With continuous access evaluation, you can make sure that when a 'critical event' such as a token revocation happens, the access token (of which you had limited control if you remember) gets revoked. This makes sure that the user is denied access within minutes instead of one hour or more. Before you can use this, you will need a CEA-capable client and applications, which you can find here.

More information on CAE can be found in the Microsoft learn.

PRT stealing

What I call 'PRT stealing' is described in the AzureAD-Attack-Defense playbook as 'ReplayOfPrimaryRefreshToken'. It is an attack containing various scenario's which eventually all come down to one thing, being able to fiddle with or replay the Primary Refresh Token to request new access tokens. For these attack scenario's it is important to keep in mind that the attacker needs to have some kind of execution capabilities on the endpoint device. I wrote a blog post about one of these attack scenarios in the past as well which you can find here.

The danger of PRT stealing

The main danger of PRT stealing is that the attacker is able to act from the device. Remember when we talked about access tokens not having a device claim, resulting in requiring a device state to mitigate an access token AiTM attack? Since the PRT token does have the device ID, the attacker can now request new access tokens using the PRT token and act as the Entra ID Registered, Hybrid Joined, Joined, or compliant device! This means that device state conditional access policies will not mitigate the risk of PRT token stealing!

Another reason why a PRT is so valuable is because a PRT is not bound to a resource or tenant, but rather to a combination of user and client. This means that a PRT can be used to request different types of access tokens for different resources. In practice, there are some things that needs to be in order before this can be done, which I explain a bit more here.

Mitigate PRT token stealing

When looking at the AzureAD-Attack-Defense playbook you will see that the mitigations are mainly device-based, or are about detecting possible token misuse after the attack scenario completed. This is kind of the key point here. To be able to protect against this scenario, you will need to have hardening on your endpoints, and have to make sure that you follow up on alerts Defender XDR throws. Because once the PRT token has been stolen and is being used to request new access tokens, you will have a hard time knowing that it happened. More information on specific mitigations can be found in my previous blog post.

Conclusions

To summarize this blog post, I wanted to note down some conclusions and important statements to remember.

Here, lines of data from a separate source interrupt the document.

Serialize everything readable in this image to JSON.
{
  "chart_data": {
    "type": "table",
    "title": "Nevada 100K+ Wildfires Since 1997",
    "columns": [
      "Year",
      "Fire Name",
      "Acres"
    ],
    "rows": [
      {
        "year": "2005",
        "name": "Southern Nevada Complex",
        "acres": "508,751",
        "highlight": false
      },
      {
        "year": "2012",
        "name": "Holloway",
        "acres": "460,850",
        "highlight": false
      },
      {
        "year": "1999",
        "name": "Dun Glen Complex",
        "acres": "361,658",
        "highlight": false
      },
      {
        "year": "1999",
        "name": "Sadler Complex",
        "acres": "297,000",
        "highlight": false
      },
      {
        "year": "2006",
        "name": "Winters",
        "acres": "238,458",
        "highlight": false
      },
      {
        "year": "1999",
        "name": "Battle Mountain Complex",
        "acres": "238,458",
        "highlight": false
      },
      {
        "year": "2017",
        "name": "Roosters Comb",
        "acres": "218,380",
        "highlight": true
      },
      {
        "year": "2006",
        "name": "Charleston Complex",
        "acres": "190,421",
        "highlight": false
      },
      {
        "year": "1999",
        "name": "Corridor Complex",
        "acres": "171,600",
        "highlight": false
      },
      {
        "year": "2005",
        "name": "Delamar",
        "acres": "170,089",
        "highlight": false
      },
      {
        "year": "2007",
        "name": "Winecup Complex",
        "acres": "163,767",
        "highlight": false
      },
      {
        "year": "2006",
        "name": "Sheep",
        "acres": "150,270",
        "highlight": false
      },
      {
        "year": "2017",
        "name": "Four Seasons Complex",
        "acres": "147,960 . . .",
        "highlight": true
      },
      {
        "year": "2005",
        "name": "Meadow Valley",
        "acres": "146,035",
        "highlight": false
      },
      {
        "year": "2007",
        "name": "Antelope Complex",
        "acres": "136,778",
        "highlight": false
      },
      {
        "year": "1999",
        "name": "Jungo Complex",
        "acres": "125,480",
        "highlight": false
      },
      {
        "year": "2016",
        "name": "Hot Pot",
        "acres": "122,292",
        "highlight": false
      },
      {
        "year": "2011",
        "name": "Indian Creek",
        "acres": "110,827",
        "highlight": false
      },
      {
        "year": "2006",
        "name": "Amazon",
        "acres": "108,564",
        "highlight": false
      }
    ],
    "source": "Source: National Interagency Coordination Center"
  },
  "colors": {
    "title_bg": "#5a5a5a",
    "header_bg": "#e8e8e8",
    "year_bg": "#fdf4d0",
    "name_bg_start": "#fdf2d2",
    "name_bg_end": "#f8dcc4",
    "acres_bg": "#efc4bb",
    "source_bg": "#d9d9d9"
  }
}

Access tokens are used to access an application, while refresh tokens are used to request new access tokens once they expire. An access token has a variable lifetime between 60 and 90 minutes.
AiTM captures the access token via the AiTM proxy server. But since the request for the access token does not contain the PRT (and thus the device claim), an AiTM proxy server is not able to request an access token when device state is required in conditional access.
When an adversary can steal a PRT token from a device, the adversary is able to request new access tokens using the PRT and the possible MFA claims within it.
You can use multiple mitigative controls for AiTM access token stealing, but PRT stealing is far harder to protect against. Protecting against PRT stealing is mainly done on the device itself, or by monitoring for suspicious behavior after the attack succeeded.
Once an access token is given, you have limited control over it. Revocation and sign-in frequency is done on the refresh token, which allows for attackers to use the access token for as long as it's lifetime is left. Continuous Access Evaluation can help solve this, but is limited to CAE capable clients and applications.